Uma conversa sobre gente no trabalho

Na varanda da casa simples onde o tempo parece andar descalço, Dona Áurea e sua filha Jarina tomam café. O sol já vai alto, mas ali o ritmo é outro. Mais lento, mais inteiro, mais humano.

Jarina está de férias, mas a cabeça ainda gira no compasso das metas, reuniões e desligamentos. Traz a inquietação de quem lidera pessoas e sente que, apesar dos esforços, algo ainda escapa pelos dedos.

– Mãe – começa, com a xícara nas mãos – porque tá tão difícil atrair, motivar e reter gente boa nas empresas?

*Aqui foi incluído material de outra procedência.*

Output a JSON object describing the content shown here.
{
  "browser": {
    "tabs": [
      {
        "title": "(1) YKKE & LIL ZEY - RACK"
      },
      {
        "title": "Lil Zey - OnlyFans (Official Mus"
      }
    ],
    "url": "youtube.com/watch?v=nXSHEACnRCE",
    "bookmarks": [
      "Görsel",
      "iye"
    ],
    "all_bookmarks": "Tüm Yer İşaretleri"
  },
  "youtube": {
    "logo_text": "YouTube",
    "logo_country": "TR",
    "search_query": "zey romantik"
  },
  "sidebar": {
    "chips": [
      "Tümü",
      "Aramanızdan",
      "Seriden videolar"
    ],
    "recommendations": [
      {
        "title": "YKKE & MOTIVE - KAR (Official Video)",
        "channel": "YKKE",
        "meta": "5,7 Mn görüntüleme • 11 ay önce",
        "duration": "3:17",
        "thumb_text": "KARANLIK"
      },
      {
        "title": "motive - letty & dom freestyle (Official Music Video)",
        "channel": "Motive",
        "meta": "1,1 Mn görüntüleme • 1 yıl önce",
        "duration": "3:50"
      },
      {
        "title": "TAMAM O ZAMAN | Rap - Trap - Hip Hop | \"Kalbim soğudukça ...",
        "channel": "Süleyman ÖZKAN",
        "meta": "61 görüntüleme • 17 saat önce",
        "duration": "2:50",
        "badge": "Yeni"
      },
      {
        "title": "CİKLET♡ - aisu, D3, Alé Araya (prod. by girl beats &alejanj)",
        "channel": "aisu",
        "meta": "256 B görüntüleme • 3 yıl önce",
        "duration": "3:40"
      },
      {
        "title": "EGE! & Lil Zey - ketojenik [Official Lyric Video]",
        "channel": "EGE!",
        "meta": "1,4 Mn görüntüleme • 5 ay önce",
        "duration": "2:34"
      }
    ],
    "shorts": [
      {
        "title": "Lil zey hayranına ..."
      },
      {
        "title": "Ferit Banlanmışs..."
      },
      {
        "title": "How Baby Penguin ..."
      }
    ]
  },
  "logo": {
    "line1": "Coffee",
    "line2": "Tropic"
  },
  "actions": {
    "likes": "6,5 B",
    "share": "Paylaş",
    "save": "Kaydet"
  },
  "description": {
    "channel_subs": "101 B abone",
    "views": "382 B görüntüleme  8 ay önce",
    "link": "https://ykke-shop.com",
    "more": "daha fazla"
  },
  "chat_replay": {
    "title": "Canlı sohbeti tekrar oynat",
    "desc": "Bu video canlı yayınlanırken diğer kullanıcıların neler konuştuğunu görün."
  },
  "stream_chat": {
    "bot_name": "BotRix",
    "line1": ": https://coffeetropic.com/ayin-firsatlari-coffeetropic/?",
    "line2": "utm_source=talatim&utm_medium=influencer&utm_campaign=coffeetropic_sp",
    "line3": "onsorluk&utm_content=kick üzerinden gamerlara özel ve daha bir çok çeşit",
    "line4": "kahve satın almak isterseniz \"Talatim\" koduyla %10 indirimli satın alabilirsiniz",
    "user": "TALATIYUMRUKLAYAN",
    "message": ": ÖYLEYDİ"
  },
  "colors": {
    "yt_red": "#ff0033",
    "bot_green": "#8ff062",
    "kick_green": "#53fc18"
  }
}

Dona Áurea ajeita o lenço, pensa por um segundo e responde do jeito de sempre: com imagens que dizem mais do que as palavras.

– Gente, minha filha, não é parafuso para se apertar nem folha para se arquivar. É semente. E semente só vinga onde encontra chão fértil.

Jarina sorri, mas insiste:

– A gente oferece benefícios, dá bônus, cria um ambiente moderno… mesmo assim, muitos não se engajam. Alguns vão embora, outros ficam de corpo, mas a alma já se mandou.

– Ah, minha filha… vocês ainda estão tentando resolver com folha de pagamento o que só se resolve com folha de presença. E presença não é estar no tempo que corre, mas no tempo que não passa.

Jarina ouve sem entender.

Dona Áurea prossegue, enquanto coloca a xícara sobre a mesa:

– Atrair gente boa é como chamar passarinho. Tem que ter árvore certa, silêncio, afeto. Quem tem alma inquieta não pousa onde só tem grade e grito. Tem que ter beleza, propósito, liberdade.

– E motivar?

– Motivação é bicho arisco. Não se empurra, se atrai. Cada pessoa tem uma chama dentro de si. Tem líder que só cobra resultado, mas não sabe como elevar a chama. Motivar é isso: acender a chama que faz os olhos brilharem, não apertar parafuso.

Jarina respira fundo.

– E reter, mãe? Como é que a gente faz para segurar quem é bom?

– Gente boa não se segura. Se conquista. Todo dia. E não é com salário, é com atenção, interesse e amor. Quem sente que pertence, não precisa de algema. E quem não sente, nenhum contrato segura. Se a empresa for só um lugar de ganhar dinheiro, o pessoal vai embora por qualquer vintém a mais. Mas se for um lugar onde a pessoa sente que floresce, ela vira raiz.

Jarina olha para a mãe com admiração. Como é que ela sabe tanto, sem nunca ter pisado numa sala de MBA?

– Mãe, a senhora devia dar palestras para a liderança lá da empresa…

Dona Áurea ri, aquele riso manso que abraça.

– Eu? Não sei dessas coisas de telão e microfone. Mas se quiser, posso ensinar a passar o café e ouvir com o coração. Às vezes é só isso que está faltando.

Silêncio. Os passarinhos cantam ao fundo. O vento brinca com as folhas. E, naquela varanda, um novo jeito de ver gente começa a brotar.